Robertson also talked at length about The Last Waltz, the Martin Scorsese-directed concert film of The Band’s last performance together, on Thanksgiving 1976. To mark the film’s 25th anniversary, it will be re-released April 5 for a limited theatrical run. A four-CD box set -– with 24 previously unreleased performances from the concert, rehearsals and film — follows April 16 on Warner Bros./Rhino, and a special edition DVD comes out May 7.
With music sales in decline and the nation in crisis, “a lot of people are crying ‘doom and gloom’ out there,” Robertson told the SXSW audience. “It makes me a little uneasy that we’re inclined to forget why we came here in the beginning.”
He wondered how artists such as Bruce Springsteen or Bob Dylan might have fared had they been trying to make their start today. “It took a while,” he explained, “to become knowledgeable of their work. And The Band was together for seven years before we made Music From Big Pink [their first album].”
With Dylan, Robertson came to Nashville to record the classic double album Blonde on Blonde, released in 1966. “I didn’t know about this, but it was very clique-ish there,” he recalled. “In Nashville, if you were part of the clique, everything was fine. If you weren’t, they didn’t want to know about you. We walked in that place, and I felt a chill. It was not a nice feeling at all.”
When he played his solos on “Obviously 5 Believers,” Robertson said, “everything opened up and everybody was really OK after that. It was like the clouds cleared in the sky, and the sun was shining through. … I guess once you proved something musically then that whole world opened up to you.”
After The Last Waltz, Robertson collaborated with Scorsese on film projects, supplying music for Raging Bull and The King of Comedy. He is heartened, he says, by the success and the Grammy wins of O Brother, Where Art Thou?
“It gave me faith that everybody just isn’t in this tunnel vision of the obvious and of shallowness,” Robertson said. “It’s such a piece of Americana, that music. It really made me feel good. I found myself cheering.”
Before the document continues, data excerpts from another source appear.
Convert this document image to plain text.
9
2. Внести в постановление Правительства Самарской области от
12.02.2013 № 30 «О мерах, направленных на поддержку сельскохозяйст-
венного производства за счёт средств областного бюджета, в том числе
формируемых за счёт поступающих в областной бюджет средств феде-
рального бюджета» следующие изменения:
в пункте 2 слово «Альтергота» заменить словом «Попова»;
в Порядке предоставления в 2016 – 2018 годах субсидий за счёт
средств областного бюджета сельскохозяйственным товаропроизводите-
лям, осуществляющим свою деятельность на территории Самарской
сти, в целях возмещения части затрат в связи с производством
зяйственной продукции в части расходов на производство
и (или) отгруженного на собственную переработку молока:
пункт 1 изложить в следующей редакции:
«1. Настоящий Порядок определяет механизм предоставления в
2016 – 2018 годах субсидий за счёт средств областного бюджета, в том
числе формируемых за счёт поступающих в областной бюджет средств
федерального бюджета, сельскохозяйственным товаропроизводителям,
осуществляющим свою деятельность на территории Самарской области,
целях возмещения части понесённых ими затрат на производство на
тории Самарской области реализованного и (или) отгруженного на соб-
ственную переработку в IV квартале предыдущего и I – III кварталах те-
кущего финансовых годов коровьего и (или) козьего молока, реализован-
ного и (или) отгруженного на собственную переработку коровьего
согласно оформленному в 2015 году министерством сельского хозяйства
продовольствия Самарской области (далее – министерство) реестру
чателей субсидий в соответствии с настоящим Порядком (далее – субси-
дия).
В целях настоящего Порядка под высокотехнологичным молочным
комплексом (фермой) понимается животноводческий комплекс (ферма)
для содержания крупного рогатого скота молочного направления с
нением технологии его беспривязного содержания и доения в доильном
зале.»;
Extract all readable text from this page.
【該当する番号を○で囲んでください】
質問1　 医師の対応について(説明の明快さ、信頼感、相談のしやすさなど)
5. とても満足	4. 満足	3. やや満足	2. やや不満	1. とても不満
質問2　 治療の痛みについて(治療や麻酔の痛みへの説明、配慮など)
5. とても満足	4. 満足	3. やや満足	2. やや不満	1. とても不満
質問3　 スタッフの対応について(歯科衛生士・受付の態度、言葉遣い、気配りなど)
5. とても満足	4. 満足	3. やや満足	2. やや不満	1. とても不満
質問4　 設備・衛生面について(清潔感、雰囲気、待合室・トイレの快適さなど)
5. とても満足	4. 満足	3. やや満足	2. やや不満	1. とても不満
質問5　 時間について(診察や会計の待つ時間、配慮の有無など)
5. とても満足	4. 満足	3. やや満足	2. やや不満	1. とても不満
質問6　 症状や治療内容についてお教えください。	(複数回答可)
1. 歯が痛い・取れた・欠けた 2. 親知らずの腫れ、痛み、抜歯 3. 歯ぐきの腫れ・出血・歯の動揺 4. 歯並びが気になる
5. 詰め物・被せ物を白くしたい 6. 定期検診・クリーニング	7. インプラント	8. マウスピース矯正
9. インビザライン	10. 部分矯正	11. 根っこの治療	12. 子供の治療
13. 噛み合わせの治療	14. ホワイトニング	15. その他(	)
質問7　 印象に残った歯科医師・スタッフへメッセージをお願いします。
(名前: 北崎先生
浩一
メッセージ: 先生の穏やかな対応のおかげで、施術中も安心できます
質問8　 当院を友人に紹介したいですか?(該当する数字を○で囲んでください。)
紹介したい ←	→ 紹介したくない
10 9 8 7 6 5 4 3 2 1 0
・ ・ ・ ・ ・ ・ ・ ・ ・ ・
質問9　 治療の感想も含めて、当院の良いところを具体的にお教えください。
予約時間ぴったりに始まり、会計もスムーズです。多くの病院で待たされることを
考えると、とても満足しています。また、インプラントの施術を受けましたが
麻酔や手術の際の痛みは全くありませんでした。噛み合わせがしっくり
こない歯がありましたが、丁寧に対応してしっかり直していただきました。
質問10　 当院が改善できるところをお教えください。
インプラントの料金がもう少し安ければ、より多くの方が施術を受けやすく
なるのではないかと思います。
Robertson and The Band embraced traditional roots music styles in their work, drawing from blues, gospel, country and rock ‘n’ roll. The character of the O Brother soundtrack might appeal to him, he conceded, because it re-affirms the values that his group stood for originally.
“I’m drawn to that. I believe in that,” he said. “I’m sure that the timeless factor is very valuable and probably, subconsciously, I’m complimenting myself in appreciating it … I’m sure that has something to do with it, too.”
During his visit to SXSW, Robertson also is wearing his record executive’s hat. He’ll keep an appointment to hear newly signed DreamWorks band eastmountainsouth on Saturday. The Los Angeles-based duo describe themselves as “progressive Americana” specializing in “uplifting songs of loss and despair.” Robertson says they have a little of the O Brother flavor.
“Hearing them does that thing we’ve been talking about,” he said. “It touches that place inside you and gives you chills. I’m looking forward to that.”